In this anecdote, Mr Taleb, who, by the way, also wrote ‘Black Swan’, a book which has been drawing praise from all quarters of late, was trying to illustrate a point. We are irrationally influenced by irrelevant data.

Now transpose that idea to yesterday’s markets and Apple computers. Apple CEO, Steve Jobs, is corporate America’s resident miracle worker. He is also a dab hand at wowing his audience with presentations. And yesterday was his annual moment. It was his keynote speech at Macworld. Last year he chose the occasion to unveil the iPhone, this time around analysts waited with baited breath.

And for Jobs, a man who holds his audience in thrall, yesterday must have been quite a shock; for while his 90-minute speech was still running, while his audience were oohing and aahing, shares in Apple fell 10 points.

Investors, it appeared, were not impressed.

Mr Jobs chose the occasion to reveal a new stand-alone TV which can download movies and songs from the Internet without reference to a computer. He also waxed lyrical on the imminent launch of a catalogue of 1,000 videos available for download on to PC, Macs or iPhones.

This announcement alone drew rave praise. Fortune magazine, for example, quoted Jupiter Research analyst Michael Gartenburg as saying, “This could do to Hollywood what the iPod and iTunes did for the music industry.”

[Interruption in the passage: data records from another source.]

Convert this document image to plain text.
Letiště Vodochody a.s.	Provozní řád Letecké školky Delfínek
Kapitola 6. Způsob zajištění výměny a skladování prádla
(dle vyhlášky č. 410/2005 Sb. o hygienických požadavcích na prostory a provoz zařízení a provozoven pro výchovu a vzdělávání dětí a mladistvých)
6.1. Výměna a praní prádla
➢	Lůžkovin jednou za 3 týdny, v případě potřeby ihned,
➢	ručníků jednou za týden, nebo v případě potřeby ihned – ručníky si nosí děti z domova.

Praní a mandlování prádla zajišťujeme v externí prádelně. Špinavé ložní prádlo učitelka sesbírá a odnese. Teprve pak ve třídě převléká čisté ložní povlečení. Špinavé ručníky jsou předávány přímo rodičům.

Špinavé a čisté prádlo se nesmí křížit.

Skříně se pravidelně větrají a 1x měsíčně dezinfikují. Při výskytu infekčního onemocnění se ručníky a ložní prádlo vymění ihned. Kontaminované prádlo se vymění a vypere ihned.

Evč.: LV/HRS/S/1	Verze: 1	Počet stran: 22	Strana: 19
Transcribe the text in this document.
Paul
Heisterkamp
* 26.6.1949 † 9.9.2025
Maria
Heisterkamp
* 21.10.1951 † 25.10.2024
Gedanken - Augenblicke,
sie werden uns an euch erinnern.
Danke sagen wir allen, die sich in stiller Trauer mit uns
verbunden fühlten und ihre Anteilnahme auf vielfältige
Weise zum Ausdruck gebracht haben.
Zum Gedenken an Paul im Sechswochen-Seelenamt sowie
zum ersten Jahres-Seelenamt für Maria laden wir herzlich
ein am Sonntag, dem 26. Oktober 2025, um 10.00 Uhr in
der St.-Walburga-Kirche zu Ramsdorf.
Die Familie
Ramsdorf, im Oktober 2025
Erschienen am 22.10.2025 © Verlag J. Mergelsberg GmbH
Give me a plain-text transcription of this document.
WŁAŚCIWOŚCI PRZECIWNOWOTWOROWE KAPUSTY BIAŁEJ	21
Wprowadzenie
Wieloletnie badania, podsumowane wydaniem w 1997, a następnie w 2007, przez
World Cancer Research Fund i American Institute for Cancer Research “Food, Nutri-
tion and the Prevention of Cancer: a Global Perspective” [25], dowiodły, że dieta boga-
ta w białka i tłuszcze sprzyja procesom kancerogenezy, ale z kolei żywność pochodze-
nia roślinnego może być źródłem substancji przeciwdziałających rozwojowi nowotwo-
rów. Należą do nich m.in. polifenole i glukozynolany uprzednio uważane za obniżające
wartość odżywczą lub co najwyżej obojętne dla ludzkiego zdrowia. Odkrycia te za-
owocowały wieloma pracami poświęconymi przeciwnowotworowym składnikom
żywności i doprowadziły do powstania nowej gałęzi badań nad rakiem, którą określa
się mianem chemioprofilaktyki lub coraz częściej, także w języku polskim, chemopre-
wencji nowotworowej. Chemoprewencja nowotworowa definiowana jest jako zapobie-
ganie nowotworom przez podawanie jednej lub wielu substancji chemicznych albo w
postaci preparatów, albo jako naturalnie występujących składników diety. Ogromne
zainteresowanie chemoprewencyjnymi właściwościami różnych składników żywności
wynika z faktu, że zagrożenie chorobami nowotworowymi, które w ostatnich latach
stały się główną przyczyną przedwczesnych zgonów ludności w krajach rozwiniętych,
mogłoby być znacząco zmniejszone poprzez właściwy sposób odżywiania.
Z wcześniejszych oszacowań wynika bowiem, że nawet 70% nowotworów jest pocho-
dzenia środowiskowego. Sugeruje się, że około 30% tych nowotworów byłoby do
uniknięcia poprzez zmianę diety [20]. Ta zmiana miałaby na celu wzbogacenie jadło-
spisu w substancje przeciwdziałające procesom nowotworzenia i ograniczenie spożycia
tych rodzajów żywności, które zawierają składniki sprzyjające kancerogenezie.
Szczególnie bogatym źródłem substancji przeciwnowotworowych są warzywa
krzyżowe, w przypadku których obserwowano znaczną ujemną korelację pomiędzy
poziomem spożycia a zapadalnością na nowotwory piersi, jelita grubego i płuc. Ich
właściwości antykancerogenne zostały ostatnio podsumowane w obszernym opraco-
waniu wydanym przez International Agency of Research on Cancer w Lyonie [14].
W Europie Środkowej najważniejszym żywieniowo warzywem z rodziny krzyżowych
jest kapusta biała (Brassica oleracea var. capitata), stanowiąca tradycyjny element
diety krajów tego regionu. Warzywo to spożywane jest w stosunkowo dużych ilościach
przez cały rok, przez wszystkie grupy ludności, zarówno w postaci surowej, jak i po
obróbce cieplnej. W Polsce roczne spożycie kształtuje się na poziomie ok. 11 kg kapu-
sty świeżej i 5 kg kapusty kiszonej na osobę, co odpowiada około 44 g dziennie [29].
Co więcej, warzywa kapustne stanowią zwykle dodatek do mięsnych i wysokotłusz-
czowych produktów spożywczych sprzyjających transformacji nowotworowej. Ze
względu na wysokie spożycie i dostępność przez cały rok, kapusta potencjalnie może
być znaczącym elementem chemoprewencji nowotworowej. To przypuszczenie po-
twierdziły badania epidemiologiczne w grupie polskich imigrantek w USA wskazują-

The consummate salesman provided further lubricant to the atmosphere of anticipation when he said, “I’m still stunned our engineering team could pull this off,” and promptly revealed an interface mechanism for the Mac which ehoes the iPod’s famous touch-sensitive trackpad.

But, impressive though that line-up was, you havn’t even heard the best bit yet. For Mr Jobs also wowed the audience with thin Air. Only Jobs could do it, but thin Air was the star of yesterday’s spectacular. To be precise, it was a product called Air, and it’s the the world’s thinnest laptop computer – at its thinnest it is just 0.16 inches thick, and at its fattest, 0.76 inches.

So that’s a line up and a half: revolutionary new interface, a genuine attempt to reveal a product and catalogue of videos that could turn Hollywood upside-down in much the same way the company turned the music business upside-down, and a laptop computer you could almost slide under the door.

And shares got a panning. Scour the net, and you wil see a line-up of critics all trying to put their boot in, a proper job, as it were, on Jobs.

Why so much angst from investors and techies, when yesterday’s line-up was so impressive?

Well the answer is simple. It’s the mood. Citibank also chose yesterday to reveal another huge loss. Bad news on Wall Street is piling high, and no amount of thin Air, no matter how fresh, can alleviate it.